‘Sticks and stones...’
Special to the Courier
Sticks and stones can break my bones but words hurt even worse.
This might be perceived as a crude spin on the popular children’s rhyme but most will attest to its honesty. As children, we’re indoctrinated to the belief that words of a malicious nature are frivolous and carry little weight. However, the repercussions of these words bare an emotional toll much more devastating than that of a minor scrape or bruise.
In recent years, the schoolyard bully has increased his range of impact through the use of cyber bullying. Cyber bullying is essentially a mode of harassment in which the bully uses technology as a medium to torment the victim. These mediums include popular social networking sites, as well as texting, in order to carry out juvenile acts of verbal aggression.
Cyber bullying is an issue that walks a thin line separating school and police jurisdiction. Cyber bullying falls into school hands, according to WPHS administrator Cindy Gannon, “when the altercation carries over to school grounds.” The moment a student’s school and academic life become jeopardized, is when the school is within its means to intervene. However, the accuser must be able to provide evidence of a verbal exchange to either one of the school’s administrators before the situation can be dealt with.
“Text messaging and Facebook are the two biggest culprits of cyber bullying that we find,” said Del Garrick, Woodland Park High School principal. The consequences for cyber bullying depend upon the severity of the situation. Minor cases of bullying result in detention while more severe cases involving racial or sexual discrimination may result in suspension. However, when the bullying involves threats and or assault, it can lead to police involvement which includes legal consequences such as ticketing as well as jail time.

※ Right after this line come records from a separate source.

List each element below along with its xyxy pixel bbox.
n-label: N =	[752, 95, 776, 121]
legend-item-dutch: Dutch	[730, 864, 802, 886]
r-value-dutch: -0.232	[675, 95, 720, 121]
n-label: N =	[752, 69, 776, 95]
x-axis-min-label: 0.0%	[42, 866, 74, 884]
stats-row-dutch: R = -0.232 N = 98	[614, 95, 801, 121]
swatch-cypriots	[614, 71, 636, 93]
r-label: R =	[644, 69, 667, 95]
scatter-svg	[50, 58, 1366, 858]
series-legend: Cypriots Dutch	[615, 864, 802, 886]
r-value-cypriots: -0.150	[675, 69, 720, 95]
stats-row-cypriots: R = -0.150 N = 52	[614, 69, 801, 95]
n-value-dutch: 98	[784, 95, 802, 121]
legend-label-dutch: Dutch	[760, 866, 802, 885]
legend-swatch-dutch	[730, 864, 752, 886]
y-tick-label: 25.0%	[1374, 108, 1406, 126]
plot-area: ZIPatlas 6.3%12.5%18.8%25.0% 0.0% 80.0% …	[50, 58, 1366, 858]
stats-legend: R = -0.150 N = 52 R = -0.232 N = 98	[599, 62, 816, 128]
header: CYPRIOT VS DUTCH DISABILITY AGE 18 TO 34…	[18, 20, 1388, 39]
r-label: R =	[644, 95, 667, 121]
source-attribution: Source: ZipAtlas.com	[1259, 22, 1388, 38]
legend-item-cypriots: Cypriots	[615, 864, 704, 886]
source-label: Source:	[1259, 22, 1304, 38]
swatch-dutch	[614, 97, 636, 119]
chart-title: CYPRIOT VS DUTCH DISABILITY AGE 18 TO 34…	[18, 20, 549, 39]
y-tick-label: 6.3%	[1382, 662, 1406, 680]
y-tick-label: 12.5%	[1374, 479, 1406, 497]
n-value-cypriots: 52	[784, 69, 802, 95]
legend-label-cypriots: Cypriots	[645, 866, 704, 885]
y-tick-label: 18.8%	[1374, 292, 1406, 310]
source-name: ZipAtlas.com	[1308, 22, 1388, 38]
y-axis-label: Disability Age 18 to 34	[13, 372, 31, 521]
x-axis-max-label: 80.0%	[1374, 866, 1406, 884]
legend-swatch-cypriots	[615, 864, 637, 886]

Another consequence reserved for the more severe cases of cyber bulling, is an expulsion hearing which is carried out by school officials. Such hearings are overseen by the hearing officer, Garrick, who after being presented with the facts of the case along with both sides of the story makes a recommendation as to what discipline would be necessary.
Cyber bullying situations are often dealt with by two departments — the counseling office and the administrators. The counseling office works with the victim and focuses their effort toward alleviating the victim’s distress by helping them to cope with past torment. The administrators, on the other hand, deal with the consequences of the matter and direct their energy toward correcting destructive behavior.
Fortunately, despite its rampant increase over the past several years, WPHS claims to have witnessed a recent decrease in cyber bullying. Garrick attributes this decline to the awareness videos played at both the high school and middle school along with the recent advent of the bullying intervention class.
Created by Administrator Sara Olson, the class is designed to take a more proactive approach toward preventing cyber bullying by placing the bullies and bullied in an environment that allows for an intervention between the two parties.
“Detention was not working, we needed a different approach,” Olson said.
The solution does not lie in preventing the bullying according to Olson, the solution is found in empowering the victim. The sooner those being bullied can self advocate, the sooner cyber bullying will claim fewer victims.